What does May 8 look like for the Denver Nuggets and NBA?

Before the NBA runs again, it has to walk.

And the league’s first, fragile steps may come as early as May 8, when the NBA will tentatively relax its workout restrictions and allow players to resume individual training sessions at team facilities. This only applies to teams located within cities whose stay-at-home order has been reduced.

The NBA’s target date is the same day Denver’s stay-at-home order will begin to ease, which begs the question: How will the Nuggets proceed?

The answer is cautiously, according to a person familiar with the team’s thinking. The Nuggets will likely watch from afar as other teams implement the league’s exhaustive procedural measures in order to slowly crank back to work. It remains the team’s utmost priority that these workouts don’t lead to a jump in COVID-19 cases. The last thing anyone with the Nuggets – or the league, for that matter – wants to do is get players in for workouts only to have to shut down again.

The other factor, which was addressed in a league-wide memo sent to NBA franchises this week, is travel. Many of the Nuggets aren’t even currently in Denver, meaning it’s unclear how many would take advantage of the sessions. If reasonable, they’ve been encouraged to drive back to Denver instead of fly. Their willingness, of course, depends on how badly players are itching to get in individual sessions with a player development coach. (Head coaches and front-of-bench coaches are prohibited from conducting or even watching the workouts).
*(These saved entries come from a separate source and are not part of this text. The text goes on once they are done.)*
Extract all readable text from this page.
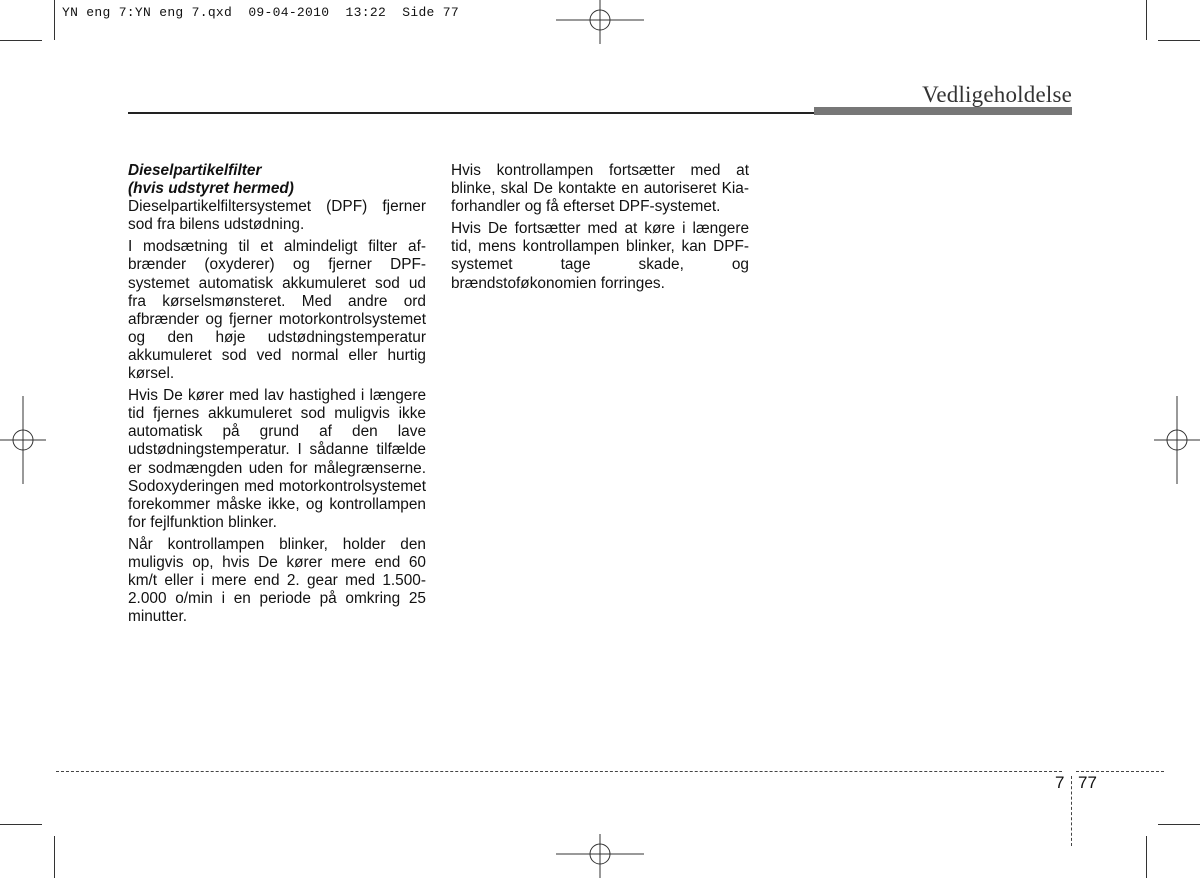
YN eng 7:YN eng 7.qxd  09-04-2010  13:22  Side 77
Vedligeholdelse

Dieselpartikelfilter

(hvis udstyret hermed)

Dieselpartikelfiltersystemet (DPF) fjerner sod fra bilens udstødning.

I modsætning til et almindeligt filter afbrænder (oxyderer) og fjerner DPF-systemet automatisk akkumuleret sod ud fra kørselsmønsteret. Med andre ord afbrænder og fjerner motorkontrolsystemet og den høje udstødningstemperatur akkumuleret sod ved normal eller hurtig kørsel.

Hvis De kører med lav hastighed i længere tid fjernes akkumuleret sod muligvis ikke automatisk på grund af den lave udstødningstemperatur. I sådanne tilfælde er sodmængden uden for målegrænserne. Sodoxyderingen med motorkontrolsystemet forekommer måske ikke, og kontrollampen for fejlfunktion blinker.

Når kontrollampen blinker, holder den muligvis op, hvis De kører mere end 60 km/t eller i mere end 2. gear med 1.500-2.000 o/min i en periode på omkring 25 minutter.

Hvis kontrollampen fortsætter med at blinke, skal De kontakte en autoriseret Kia-forhandler og få efterset DPF-systemet.

Hvis De fortsætter med at køre i længere tid, mens kontrollampen blinker, kan DPF-systemet tage skade, og brændstoføkonomien forringes.

7 77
The NBA is taking such thorough precautions that it’s mandated each team designate a Facility Hygiene Officer in charge of coordinating the team’s safety efforts. The 14-page memo detailed, among other things, procedures for disinfecting equipment, guidelines on physical distancing, rules for symptom checks, protocols on entering and exiting the facility, and on and on. It even mentioned the possibility of updating a facility’s HVAC system.
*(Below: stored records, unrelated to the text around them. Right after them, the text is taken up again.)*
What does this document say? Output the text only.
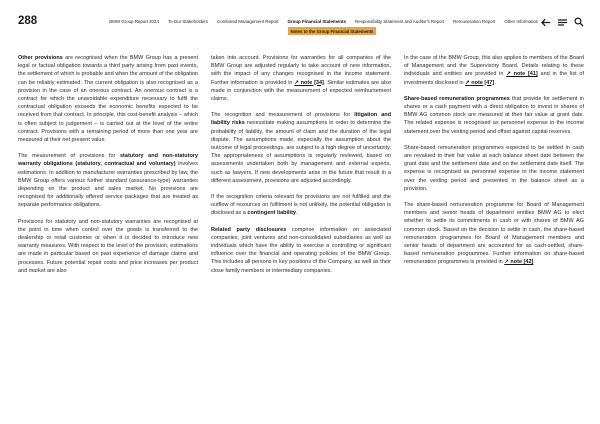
288	BMW Group Report 2024 To Our Stakeholders Combined Management Report Group Financial Statements
Notes to the Group Financial Statements
Responsibility Statement and Auditor's Report Remuneration Report Other Information

Other provisions are recognised when the BMW Group has a present legal or factual obligation towards a third party arising from past events, the settlement of which is probable and when the amount of the obligation can be reliably estimated. The current obligation is also recognised as a provision in the case of an onerous contract. An onerous contract is a contract for which the unavoidable expenditure necessary to fulfil the contractual obligation exceeds the economic benefits expected to be received from that contract. In principle, this cost-benefit analysis – which is often subject to judgement – is carried out at the level of the entire contract. Provisions with a remaining period of more than one year are measured at their net present value.

The measurement of provisions for statutory and non-statutory warranty obligations (statutory, contractual and voluntary) involves estimations. In addition to manufacturer warranties prescribed by law, the BMW Group offers various further standard (assurance-type) warranties depending on the product and sales market. No provisions are recognised for additionally offered service packages that are treated as separate performance obligations.

Provisions for statutory and non-statutory warranties are recognised at the point in time when control over the goods is transferred to the dealership or retail customer or when it is decided to introduce new warranty measures. With respect to the level of the provision, estimations are made in particular based on past experience of damage claims and processes. Future potential repair costs and price increases per product and market are also

taken into account. Provisions for warranties for all companies of the BMW Group are adjusted regularly to take account of new information, with the impact of any changes recognised in the income statement. Further information is provided in ↗ note [34]. Similar estimates are also made in conjunction with the measurement of expected reimbursement claims.

The recognition and measurement of provisions for litigation and liability risks necessitate making assumptions in order to determine the probability of liability, the amount of claim and the duration of the legal dispute. The assumptions made, especially the assumption about the outcome of legal proceedings, are subject to a high degree of uncertainty. The appropriateness of assumptions is regularly reviewed, based on assessments undertaken both by management and external experts, such as lawyers. If new developments arise in the future that result in a different assessment, provisions are adjusted accordingly.

If the recognition criteria relevant for provisions are not fulfilled and the outflow of resources on fulfilment is not unlikely, the potential obligation is disclosed as a contingent liability.

Related party disclosures comprise information on associated companies, joint ventures and non-consolidated subsidiaries as well as individuals which have the ability to exercise a controlling or significant influence over the financial and operating policies of the BMW Group. This includes all persons in key positions of the Company, as well as their close family members or intermediary companies.

In the case of the BMW Group, this also applies to members of the Board of Management and the Supervisory Board. Details relating to these individuals and entities are provided in ↗ note [41] and in the list of investments disclosed in ↗ note [47].

Share-based remuneration programmes that provide for settlement in shares or a cash payment with a direct obligation to invest in shares of BMW AG common stock are measured at their fair value at grant date. The related expense is recognised as personnel expense in the income statement over the vesting period and offset against capital reserves.

Share-based remuneration programmes expected to be settled in cash are revalued to their fair value at each balance sheet date between the grant date and the settlement date and on the settlement date itself. The expense is recognised as personnel expense in the income statement over the vesting period and presented in the balance sheet as a provision.

The share-based remuneration programme for Board of Management members and senior heads of department entitles BMW AG to elect whether to settle its commitments in cash or with shares of BMW AG common stock. Based on the decision to settle in cash, the share-based remuneration programmes for Board of Management members and senior heads of department are accounted for as cash-settled, share-based remuneration programmes. Further information on share-based remuneration programmes is provided in ↗ note [42].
Those are the measures necessary for just one player to get some shots up. Imagine the effort it will take to resume an entire league. Before that happens, as Adam Silver has detailed, positive cases need to drop and testing needs to become more widespread. That doesn’t even begin to address scheduling, playoff formatting or finding a safe environment to conduct any kind of return-to-play.

There are hurdles, but there’s also hope.
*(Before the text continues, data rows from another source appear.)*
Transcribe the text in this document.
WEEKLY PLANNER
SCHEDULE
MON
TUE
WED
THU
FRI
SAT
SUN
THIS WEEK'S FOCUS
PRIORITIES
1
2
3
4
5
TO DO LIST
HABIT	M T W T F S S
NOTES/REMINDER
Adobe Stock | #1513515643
It’s not insignificant when a pair of owners, both of whom had previously tread lightly, say they’re optimistic about a resumption of play as Dallas’ Mark Cuban and Milwaukee’s Marc Lasry did Thursday.

“Let’s get people getting back in shape and then we’ll figure it out come July or August, what we can do in finishing the season and finishing the season without fans,” Lasry said on CNBC.

Silver has maintained a patient, practical approach ever since the league halted its operations March 11.

“It’s about the data and not the date,” Silver said two weeks ago on a conference call with reporters.

But as the economy creaks open and the numbers begin to trend downward, it’s encouraging and probably healthy to start thinking about some return to normalcy. That might happen, at least in some small basketball sense, over the next two weeks.